We saw no problem with the change, a holding that cannot possibly help other employees
seeking to prevent the cessation of benefits.
3. As for Price’s proposed rule that disability benefits, once initially provided, may
never be altered, we cannot ignore the source of those benefits: the terms of the plan.
One path to Price’s approach would be to extend the “vesting” limitation on benefits
changes to disability benefits. But as our first opinion showed and as Price no longer
seems to disagree, that possibility cannot be squared with the way “vesting” is used
throughout the plan—namely, to apply only to traditional retirement benefits. See Price v.
Bd. of Trs. of the Ind. Laborer’s Pension Fund,
632 F.3d 288, 297–98 (6th Cir. 2011). That
leaves the meaning of all of the language that permits the board to “amend” the plan in
ways that do not reduce “rights” that “have already become vested.” No one, including
Price, seems to disagree that the plan gives the board of trustees broad discretion to
interpret this language and that we as a result must respect that interpretation—unless it
enters the forbidden land of arbitrariness and capriciousness.
Id. at 296. Left to our own
devices, we might have construed this language to prohibit the ending of disability benefits
after a disability has occurred. But that is not the interpretation the trustees adopted. The
3
No. 11-4126
plan has finite resources and competing demands on those funds, all beyond our ken,
which is why the plan empowers trustees, not federal judges, to change its
terms—including by extending disability benefits for two years but no longer and including
by changing the plan in ways we might not have changed it ourselves.

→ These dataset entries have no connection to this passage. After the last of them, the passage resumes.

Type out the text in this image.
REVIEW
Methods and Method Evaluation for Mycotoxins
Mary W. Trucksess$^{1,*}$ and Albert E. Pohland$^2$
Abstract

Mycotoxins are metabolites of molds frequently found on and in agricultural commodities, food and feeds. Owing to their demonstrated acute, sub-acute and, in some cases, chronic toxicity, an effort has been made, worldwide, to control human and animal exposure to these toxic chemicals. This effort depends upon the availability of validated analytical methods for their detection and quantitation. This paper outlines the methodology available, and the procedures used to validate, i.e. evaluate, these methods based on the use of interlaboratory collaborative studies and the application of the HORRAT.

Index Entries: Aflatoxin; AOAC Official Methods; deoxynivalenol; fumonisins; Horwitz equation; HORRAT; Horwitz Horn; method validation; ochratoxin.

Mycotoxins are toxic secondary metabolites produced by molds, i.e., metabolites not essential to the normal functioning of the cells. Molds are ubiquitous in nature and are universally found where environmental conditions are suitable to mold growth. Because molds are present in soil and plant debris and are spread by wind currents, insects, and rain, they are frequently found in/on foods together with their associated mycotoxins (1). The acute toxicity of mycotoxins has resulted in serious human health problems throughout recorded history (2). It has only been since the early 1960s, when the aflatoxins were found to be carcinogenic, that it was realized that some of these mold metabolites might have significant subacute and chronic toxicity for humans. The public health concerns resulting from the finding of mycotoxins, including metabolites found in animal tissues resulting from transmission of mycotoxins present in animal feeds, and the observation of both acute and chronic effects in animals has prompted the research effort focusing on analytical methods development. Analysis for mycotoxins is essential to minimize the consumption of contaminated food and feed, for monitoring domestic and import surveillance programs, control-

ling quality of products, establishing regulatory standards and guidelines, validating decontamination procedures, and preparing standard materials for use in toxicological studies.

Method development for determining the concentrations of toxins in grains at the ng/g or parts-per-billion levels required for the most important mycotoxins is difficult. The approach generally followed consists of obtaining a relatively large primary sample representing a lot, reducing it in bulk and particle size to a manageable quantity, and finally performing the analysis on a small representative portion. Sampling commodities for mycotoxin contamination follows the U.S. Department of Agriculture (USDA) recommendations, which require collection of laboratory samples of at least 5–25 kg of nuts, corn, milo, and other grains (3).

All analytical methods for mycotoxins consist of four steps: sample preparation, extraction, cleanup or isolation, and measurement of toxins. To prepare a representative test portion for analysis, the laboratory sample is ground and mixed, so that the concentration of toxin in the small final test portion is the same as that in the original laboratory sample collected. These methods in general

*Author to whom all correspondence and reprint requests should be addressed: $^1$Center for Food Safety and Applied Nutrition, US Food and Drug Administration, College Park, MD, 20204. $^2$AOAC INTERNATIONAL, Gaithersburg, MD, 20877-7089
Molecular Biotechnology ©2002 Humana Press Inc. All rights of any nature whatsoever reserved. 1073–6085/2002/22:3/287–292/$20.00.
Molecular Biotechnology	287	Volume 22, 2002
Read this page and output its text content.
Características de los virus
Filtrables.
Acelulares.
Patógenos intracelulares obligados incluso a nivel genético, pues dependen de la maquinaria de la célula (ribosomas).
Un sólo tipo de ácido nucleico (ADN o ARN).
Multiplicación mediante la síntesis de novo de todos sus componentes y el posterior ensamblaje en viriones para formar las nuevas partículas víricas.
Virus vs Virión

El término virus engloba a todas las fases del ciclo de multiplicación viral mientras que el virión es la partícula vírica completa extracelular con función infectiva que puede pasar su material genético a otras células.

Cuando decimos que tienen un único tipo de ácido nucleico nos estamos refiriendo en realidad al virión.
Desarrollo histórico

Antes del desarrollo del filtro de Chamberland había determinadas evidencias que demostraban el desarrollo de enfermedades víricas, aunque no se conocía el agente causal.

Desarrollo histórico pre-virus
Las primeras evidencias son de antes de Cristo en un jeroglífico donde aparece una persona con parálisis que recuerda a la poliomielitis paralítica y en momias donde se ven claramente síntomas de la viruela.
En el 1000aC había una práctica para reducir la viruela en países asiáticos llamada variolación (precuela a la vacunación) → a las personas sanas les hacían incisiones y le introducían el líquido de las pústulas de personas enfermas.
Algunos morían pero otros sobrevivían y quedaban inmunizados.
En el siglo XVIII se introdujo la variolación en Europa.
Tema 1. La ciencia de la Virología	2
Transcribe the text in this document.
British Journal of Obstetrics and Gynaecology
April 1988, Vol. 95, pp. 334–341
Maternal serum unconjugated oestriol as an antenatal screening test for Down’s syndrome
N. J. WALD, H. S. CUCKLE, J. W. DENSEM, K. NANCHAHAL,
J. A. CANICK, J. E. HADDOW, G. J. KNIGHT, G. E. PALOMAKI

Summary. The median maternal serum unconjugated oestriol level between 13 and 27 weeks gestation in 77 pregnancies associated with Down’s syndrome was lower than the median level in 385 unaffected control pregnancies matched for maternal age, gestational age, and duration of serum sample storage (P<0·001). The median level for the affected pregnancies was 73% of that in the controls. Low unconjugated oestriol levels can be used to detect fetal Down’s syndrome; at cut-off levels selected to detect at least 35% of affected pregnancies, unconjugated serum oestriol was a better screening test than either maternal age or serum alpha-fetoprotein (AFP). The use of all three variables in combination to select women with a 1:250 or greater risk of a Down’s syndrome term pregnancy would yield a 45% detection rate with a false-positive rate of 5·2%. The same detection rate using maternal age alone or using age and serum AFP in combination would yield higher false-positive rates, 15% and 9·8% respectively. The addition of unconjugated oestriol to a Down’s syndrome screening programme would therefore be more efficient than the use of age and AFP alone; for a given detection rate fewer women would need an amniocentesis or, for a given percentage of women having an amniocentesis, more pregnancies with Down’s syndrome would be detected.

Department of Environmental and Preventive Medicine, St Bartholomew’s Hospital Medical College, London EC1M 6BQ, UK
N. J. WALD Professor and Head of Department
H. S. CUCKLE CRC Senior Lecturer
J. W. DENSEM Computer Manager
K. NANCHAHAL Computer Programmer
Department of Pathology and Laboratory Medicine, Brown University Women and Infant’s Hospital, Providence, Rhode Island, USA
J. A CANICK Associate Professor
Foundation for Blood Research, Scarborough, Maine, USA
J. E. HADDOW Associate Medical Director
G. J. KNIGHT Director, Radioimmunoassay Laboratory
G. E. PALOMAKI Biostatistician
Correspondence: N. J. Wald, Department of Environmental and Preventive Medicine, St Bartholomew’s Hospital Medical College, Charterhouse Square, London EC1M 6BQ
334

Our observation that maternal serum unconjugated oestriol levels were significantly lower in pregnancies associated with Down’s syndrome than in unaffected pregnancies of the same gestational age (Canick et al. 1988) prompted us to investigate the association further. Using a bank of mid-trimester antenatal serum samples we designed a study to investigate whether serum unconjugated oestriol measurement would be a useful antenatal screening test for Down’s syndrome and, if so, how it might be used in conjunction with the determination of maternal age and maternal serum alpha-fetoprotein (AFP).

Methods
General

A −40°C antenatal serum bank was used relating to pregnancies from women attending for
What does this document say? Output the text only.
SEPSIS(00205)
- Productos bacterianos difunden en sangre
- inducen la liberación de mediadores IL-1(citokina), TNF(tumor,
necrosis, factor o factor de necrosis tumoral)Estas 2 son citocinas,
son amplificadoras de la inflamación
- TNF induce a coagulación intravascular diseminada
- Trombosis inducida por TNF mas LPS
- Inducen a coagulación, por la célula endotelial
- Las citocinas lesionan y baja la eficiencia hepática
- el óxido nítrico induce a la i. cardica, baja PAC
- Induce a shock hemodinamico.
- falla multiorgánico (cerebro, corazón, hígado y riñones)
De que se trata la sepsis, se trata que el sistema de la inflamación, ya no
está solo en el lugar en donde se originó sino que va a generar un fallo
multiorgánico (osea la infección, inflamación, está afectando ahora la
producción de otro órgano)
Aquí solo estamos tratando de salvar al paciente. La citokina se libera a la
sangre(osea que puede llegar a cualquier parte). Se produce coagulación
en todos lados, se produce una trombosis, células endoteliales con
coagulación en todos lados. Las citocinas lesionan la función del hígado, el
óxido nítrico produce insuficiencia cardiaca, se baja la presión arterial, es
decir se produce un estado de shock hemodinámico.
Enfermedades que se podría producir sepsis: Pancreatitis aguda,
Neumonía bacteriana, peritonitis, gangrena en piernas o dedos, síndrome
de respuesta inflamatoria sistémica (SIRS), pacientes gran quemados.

At oral argument, Price’s lawyer conceded that, if the plan had clarified that the
authority to amend extended to disability benefits after the disability had occurred, nothing
would have stood in the way of the board’s action. Price v. Bd. of Trs. of the Ind. Laborer’s
Pension Fund,
707 F.3d 647, 651 n.2 (6th Cir. 2013). If that is so, we are hard pressed to
understand how the plan’s silence on this score somehow divests the board of authority
to construe the plan in this manner. Silence equals ambiguity; ambiguity equals discretion;
and discretion is difficult to second guess when it involves allocating finite resources to a
range of people over a long period of time. Having no responsibility for the finite resources
of the plan ourselves and having no knowledge what other demands have been placed on
those resources, we must exercise caution before we call such a choice arbitrary and
capricious. We don’t think it was.
Nor, in contrast to life insurance, are disability benefits fixed. Not all disabilities are
permanent; many, mercifully, are not. And not all disabilities end an employee’s capacity
to work; many, mercifully, do not. Surely the board, under the terms of this plan, could
make amendments to account for these features of disability benefits and many others,
even after an employee’s disability had occurred: the need to define, refine or redefine the
prerequisites of a disability; the frequency with which a former employee must certify that
4
No. 11-4126
a disability continues to exist; the number of doctors that must sign off on a medical
diagnosis; the need to account for set-offs for other benefits, including Social Security; or
the need to account for set-offs for income earned through a different job. As with these
permissible changes, so with an eventual ending of the benefit plan: The choice was the
trustees’, not ours. The tough reality is that the terms of the plan gave the trustees broad
authority to make amendments to the disability benefits provided to employees. Because
the trustees did not exercise that authority in an arbitrary and capricious way, we must
respect their choice.
The petition for panel rehearing is denied. Judge Jonker concurs in the result
denying rehearing.
The Clerk shall now refer the matter to all of the active members of the court for
further proceedings on the suggestion for en banc rehearing.